Example (runs the AD vs numerical comparison with `calc_action_loopfn`):
```julia
using Enzyme
using LatticeMatrices, MPI, JACC
JACC.@init_backend
MPI.Init()
include("test/adtest/ad.jl") # runs main() in the script
```
Note: the AD result here follows Enzyme's complex differentiation convention. For a complex variable
`U = X + iY`, the gradient reported by Enzyme is
`dS/dUij = dS/dXij + i dS/dYij`.
---
## Running the test example
Exactly what `test/runtests.jl` does:
```bash
# CPU single process
julia --project -e 'using Pkg; Pkg.test("LatticeMatrices")'
# MPI (choose ranks and an MPI launcher)
mpiexec -n 4 julia --project test/runtests.jl
# With GPUs (example; make sure CUDA/ROCm works and select a JACC backend)
julia --project -e 'using JACC; JACC.@init_backend; using Pkg; Pkg.test()'
```
Internally, the tests:
- sweep `dim = 1:4` and `NC = 2:4`,
- construct `LatticeMatrix` objects on a Cartesian grid `PEs`,
- verify `mul!` for all nine combinations with/without adjoint and with/without shifts,
- use `DIndexer` to map between linear and multi-indices, including halo offsets.
---
## API reference (selected)
```julia
# Indexing
DIndexer(::NTuple{D,<:Integer})
DIndexer(::AbstractVector{<:Integer})
linearize(::DIndexer{D,dims,strides}, ::NTuple{D,Int32})::Int32
delinearize(::DIndexer{D,dims,strides}, ::Integer, ::Int32=0)::NTuple{D,Int32}
shiftindices(indices, shift)
# Lattice
LatticeMatrix(NC1, NC2, dim, gsize, PEs; nw=1, elementtype=ComplexF64,
phases=ones(dim), comm0=MPI.COMM_WORLD)
LatticeMatrix(A, dim, PEs; nw=1, phases=ones(dim), comm0=MPI.COMM_WORLD)
set_halo!(ls)
exchange_dim!(ls, d::Int)
gather_matrix(ls; root=0)::Union{Array{T},Nothing}
gather_and_bcast_matrix(ls; root=0)::Array{T}
allsum(ls) # Reduce(SUM) to root over interior
# Lightweight wrappers
struct Shifted_Lattice{D,shift}; data::D; end
struct Adjoint_Lattice{D}; data::D; end
# Base.adjoint(::Lattice) and Base.adjoint(::Shifted_Lattice) return Adjoint_Lattice
```
---
## License
MIT (see `LICENSE`).
---
## Acknowledgements
Built on the excellent Julia HPC stack: **MPI.jl**, **JACC.jl**, and the Julia standard libraries.
---
### References
- MPI.jl: https://github.com/JuliaParallel/MPI.jl
- JACC.jl: https://github.com/JuliaORNL/JACC.jl
---
## Selecting & switching GPU/CPU backends (via JACC.jl)
LatticeMatrices.jl uses [JACC.jl] for performance‑portable execution.
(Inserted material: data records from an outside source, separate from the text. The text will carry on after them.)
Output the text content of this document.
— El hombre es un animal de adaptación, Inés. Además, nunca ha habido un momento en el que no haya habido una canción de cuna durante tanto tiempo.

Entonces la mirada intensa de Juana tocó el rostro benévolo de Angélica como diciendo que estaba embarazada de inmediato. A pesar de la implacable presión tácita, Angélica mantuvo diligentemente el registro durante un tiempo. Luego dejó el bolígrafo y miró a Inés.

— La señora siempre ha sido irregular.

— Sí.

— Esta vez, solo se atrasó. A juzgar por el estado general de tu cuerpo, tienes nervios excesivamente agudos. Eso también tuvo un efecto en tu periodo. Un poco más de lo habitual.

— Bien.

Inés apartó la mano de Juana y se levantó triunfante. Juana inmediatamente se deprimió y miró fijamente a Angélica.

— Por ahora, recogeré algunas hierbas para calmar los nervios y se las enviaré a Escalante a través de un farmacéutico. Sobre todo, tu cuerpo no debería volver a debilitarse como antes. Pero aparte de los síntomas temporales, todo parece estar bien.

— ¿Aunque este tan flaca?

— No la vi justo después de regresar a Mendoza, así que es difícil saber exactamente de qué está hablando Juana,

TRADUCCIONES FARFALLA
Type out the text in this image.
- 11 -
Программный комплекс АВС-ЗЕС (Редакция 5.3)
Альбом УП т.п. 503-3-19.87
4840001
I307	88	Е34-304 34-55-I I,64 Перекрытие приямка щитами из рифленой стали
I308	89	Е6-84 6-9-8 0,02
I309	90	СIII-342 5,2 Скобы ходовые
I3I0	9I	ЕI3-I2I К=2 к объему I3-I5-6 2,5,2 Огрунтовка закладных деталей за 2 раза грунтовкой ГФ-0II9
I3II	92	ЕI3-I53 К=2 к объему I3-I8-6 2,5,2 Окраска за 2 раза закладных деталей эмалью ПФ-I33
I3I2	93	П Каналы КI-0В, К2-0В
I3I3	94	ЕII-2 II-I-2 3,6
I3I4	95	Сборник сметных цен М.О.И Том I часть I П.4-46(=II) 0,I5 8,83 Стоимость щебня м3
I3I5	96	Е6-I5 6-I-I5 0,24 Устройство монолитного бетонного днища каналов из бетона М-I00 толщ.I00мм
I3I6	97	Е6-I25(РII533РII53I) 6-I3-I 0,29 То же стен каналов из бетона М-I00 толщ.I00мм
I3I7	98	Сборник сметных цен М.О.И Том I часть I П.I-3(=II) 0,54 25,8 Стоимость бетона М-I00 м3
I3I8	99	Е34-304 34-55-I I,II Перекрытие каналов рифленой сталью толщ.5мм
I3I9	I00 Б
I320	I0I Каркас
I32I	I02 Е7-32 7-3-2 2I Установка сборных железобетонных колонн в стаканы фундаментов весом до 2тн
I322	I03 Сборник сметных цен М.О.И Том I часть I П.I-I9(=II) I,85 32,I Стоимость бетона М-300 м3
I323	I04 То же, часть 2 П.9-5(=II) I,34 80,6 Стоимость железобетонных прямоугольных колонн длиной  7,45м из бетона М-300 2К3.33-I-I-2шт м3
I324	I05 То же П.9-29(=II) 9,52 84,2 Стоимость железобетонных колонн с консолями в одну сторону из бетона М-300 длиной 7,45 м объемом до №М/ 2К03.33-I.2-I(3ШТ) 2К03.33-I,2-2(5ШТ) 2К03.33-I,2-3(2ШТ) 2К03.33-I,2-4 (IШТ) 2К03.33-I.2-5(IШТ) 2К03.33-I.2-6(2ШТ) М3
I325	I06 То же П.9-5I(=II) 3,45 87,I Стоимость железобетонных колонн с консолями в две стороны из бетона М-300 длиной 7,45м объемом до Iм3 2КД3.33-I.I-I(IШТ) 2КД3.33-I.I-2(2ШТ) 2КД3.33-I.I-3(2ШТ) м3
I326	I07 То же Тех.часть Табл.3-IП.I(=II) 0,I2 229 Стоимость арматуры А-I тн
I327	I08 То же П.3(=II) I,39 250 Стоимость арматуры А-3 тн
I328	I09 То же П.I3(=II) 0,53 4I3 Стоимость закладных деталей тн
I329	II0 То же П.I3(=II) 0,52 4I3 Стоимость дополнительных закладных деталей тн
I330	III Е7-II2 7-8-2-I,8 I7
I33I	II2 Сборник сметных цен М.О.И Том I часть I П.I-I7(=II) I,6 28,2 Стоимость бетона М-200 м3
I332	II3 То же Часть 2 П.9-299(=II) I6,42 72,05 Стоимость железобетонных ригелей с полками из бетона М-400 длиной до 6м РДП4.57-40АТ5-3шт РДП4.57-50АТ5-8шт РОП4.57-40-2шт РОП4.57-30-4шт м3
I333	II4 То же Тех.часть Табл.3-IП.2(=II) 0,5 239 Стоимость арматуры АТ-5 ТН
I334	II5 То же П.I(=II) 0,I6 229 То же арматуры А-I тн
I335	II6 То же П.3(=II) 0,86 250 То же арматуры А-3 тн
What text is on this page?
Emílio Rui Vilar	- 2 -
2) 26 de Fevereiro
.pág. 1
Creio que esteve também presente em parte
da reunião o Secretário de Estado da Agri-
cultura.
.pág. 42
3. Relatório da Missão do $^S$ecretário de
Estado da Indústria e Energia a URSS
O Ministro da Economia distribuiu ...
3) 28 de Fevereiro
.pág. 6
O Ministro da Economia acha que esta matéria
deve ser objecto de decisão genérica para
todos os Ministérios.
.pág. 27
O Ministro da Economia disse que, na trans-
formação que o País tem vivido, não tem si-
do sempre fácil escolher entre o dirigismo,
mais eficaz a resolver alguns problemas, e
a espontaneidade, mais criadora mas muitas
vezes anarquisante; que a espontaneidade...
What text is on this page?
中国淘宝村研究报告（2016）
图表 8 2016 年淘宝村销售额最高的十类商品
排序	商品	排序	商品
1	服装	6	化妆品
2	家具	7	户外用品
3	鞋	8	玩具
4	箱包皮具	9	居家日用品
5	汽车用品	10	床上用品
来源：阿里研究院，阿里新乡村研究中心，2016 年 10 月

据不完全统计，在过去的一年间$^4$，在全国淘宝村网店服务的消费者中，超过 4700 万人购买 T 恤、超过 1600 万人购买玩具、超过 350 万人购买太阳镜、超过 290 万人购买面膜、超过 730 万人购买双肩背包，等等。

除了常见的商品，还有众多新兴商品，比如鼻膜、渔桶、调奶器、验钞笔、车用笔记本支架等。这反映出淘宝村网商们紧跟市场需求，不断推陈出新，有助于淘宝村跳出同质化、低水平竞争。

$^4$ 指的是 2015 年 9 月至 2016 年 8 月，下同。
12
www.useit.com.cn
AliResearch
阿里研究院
Follow JACC’s
recommended flow to select **one** backend per project/session:
1) **Set a backend** (writes/updates `LocalPreferences.toml` and adds the backend package):
```julia
julia> import JACC
julia> JACC.set_backend("cuda") # or "amdgpu" or "threads" (default)
```
2) **Initialize at top level** so your code doesn’t need backend‑specific imports:
```julia
import JACC
JACC.@init_backend # must be at top-level scope
```
3) **Switching backends.** Re-run `JACC.set_backend("amdgpu")` (or `"threads"`, `"cuda"`) in the same project to switch; this updates `LocalPreferences.toml`. Restart your Julia session so extensions load for the new backend, then call `JACC.@init_backend` again.
> Notes:
> - Without calling `@init_backend`, using a non-`"threads"` backend will raise
> errors like `get_backend(::Val(:cuda))` when invoking JACC functions.
> - `JACC.array` / `JACC.array_type()` help you stay backend‑agnostic in your APIs.
References: JACC quick start and usage in the upstream README.